L’action collective au service de la réussite individuelle. Depuis des années, les élus communistes et apparentés ont fait le choix à Vénissieux de maintenir, malgré le désengagement progressif de l’Etat de ses missions régaliennes, une politique d’équipements publics ambitieuse et de qualité au service de tous les habitants. C’est à travers de tels investissements et de choix aussi forts que la commune peut se développer de façon équilibrée et combattre les phénomènes de cloisonnement, de ghettoïsation. A l’ère du libéralisme à tout crin, de la casse systématique du service public, la construction du nouveau groupe scolaire Joliot-Curie manifeste de façon éclatante cette volonté de donner aux enfants et aux jeunes tous les moyens dont ils ont besoin pour prendre un bon départ.

>> Un choix logique et stratégique
En actant l’acquisition d’un terrain privé appartenant à la famille Jetzer, rue Roger Salengro, de 8527m2 au prix de 4 millions d’euros, le conseil municipal a ouvert la voie à l’une des constructions les plus importantes du prochain mandat. « Il fallait avant tout éviter ce que j’appellerais une opération tiroir. L’acquisition du terrain privé nous permet de privilégier une solution où tout le monde s’y retrouve, en terme de coût déjà, mais aussi en terme de confort pour les enfants et personnels qui pourront être maintenus dans le site actuel pendant toute la durée des travaux. L’engagement financier pour le prix de ce terrain est aussi très intéressant », explique Henri Thivillier, adjoint à l’urbanisme qui a porté la parole du groupe sur ce dossier. C’est donc un véritable pôle d’activités scolaires, au sens large du terme, qui va voir le jour à Joliot-Curie. En désenclavant le groupe scolaire et la maison de l’enfance, la reconstruction, à cet endroit précis, va permettre une meilleure lisibilité du complexe au sein du quartier. Conserver le stade et le gymnase Albalate dans leur configuration actuelle figure au cœur des choix de la mairie. La complémentarité des deux équipements avec le nouveau groupe scolaire à proximité n’est plus à démontrer.

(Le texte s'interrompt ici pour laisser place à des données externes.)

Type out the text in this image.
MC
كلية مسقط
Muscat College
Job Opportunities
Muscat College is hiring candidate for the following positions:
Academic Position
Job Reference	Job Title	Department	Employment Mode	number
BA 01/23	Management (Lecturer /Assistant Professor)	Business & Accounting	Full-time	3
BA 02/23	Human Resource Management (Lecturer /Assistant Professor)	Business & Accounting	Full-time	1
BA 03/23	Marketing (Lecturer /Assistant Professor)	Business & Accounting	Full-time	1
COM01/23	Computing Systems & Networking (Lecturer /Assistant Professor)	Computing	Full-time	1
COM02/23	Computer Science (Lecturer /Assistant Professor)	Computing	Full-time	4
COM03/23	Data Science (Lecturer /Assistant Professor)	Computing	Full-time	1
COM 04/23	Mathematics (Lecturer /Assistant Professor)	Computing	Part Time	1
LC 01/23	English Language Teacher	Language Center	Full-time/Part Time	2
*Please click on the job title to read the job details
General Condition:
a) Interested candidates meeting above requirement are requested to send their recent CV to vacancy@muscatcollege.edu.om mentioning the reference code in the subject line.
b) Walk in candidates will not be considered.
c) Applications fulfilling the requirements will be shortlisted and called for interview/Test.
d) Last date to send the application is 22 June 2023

>> Le pari environnemental
Le quartier Joliot-Curie, en plein essor, connaît une forte arrivée de nouveaux habitants (plus de 450 nouveaux logements d’ici quatre ans). Des besoins supplémentaires vont donc voir le jour auxquels le nouveau groupe scolaire devra donner satisfaction. Ce dernier devrait ainsi passer de 11 à 17 classes, soit d’une surface de 2100 m2 à 2700 m2. De son côté, la reconstruction de la maison de l’enfance Joliot-Curie occupera une surface globalement de même ampleur que celle de l’actuel centre de loisirs, soit environ 269 m2. Le projet Joliot-Curie concrétisera également l’engagement de la majorité municipale pour un développement humain et durable ambitieux. « Il est encore trop tôt pour décider de l’équilibre entre les objectifs pédagogiques, environnementaux et urbanistiques et les
contraintes financières. Mais nous allons à l’occasion de ce projet changer d’échelle. Cela concernera l’efficacité énergétique, autant pour la réduction des coûts que pour la qualité de vie. La gestion de l’eau, des déchets, l’acoustique intérieure et extérieure, le confort hygrométrique et thermique, la protection électromagnétique, la collecte des eaux pluviales feront l’objet d’études poussées. Au fil de nos discussions avec les partenaires, avec le quartier, nous voulons construire un projet de haute, voire de très haute qualité environnementale », a conclu Henri Thivillier.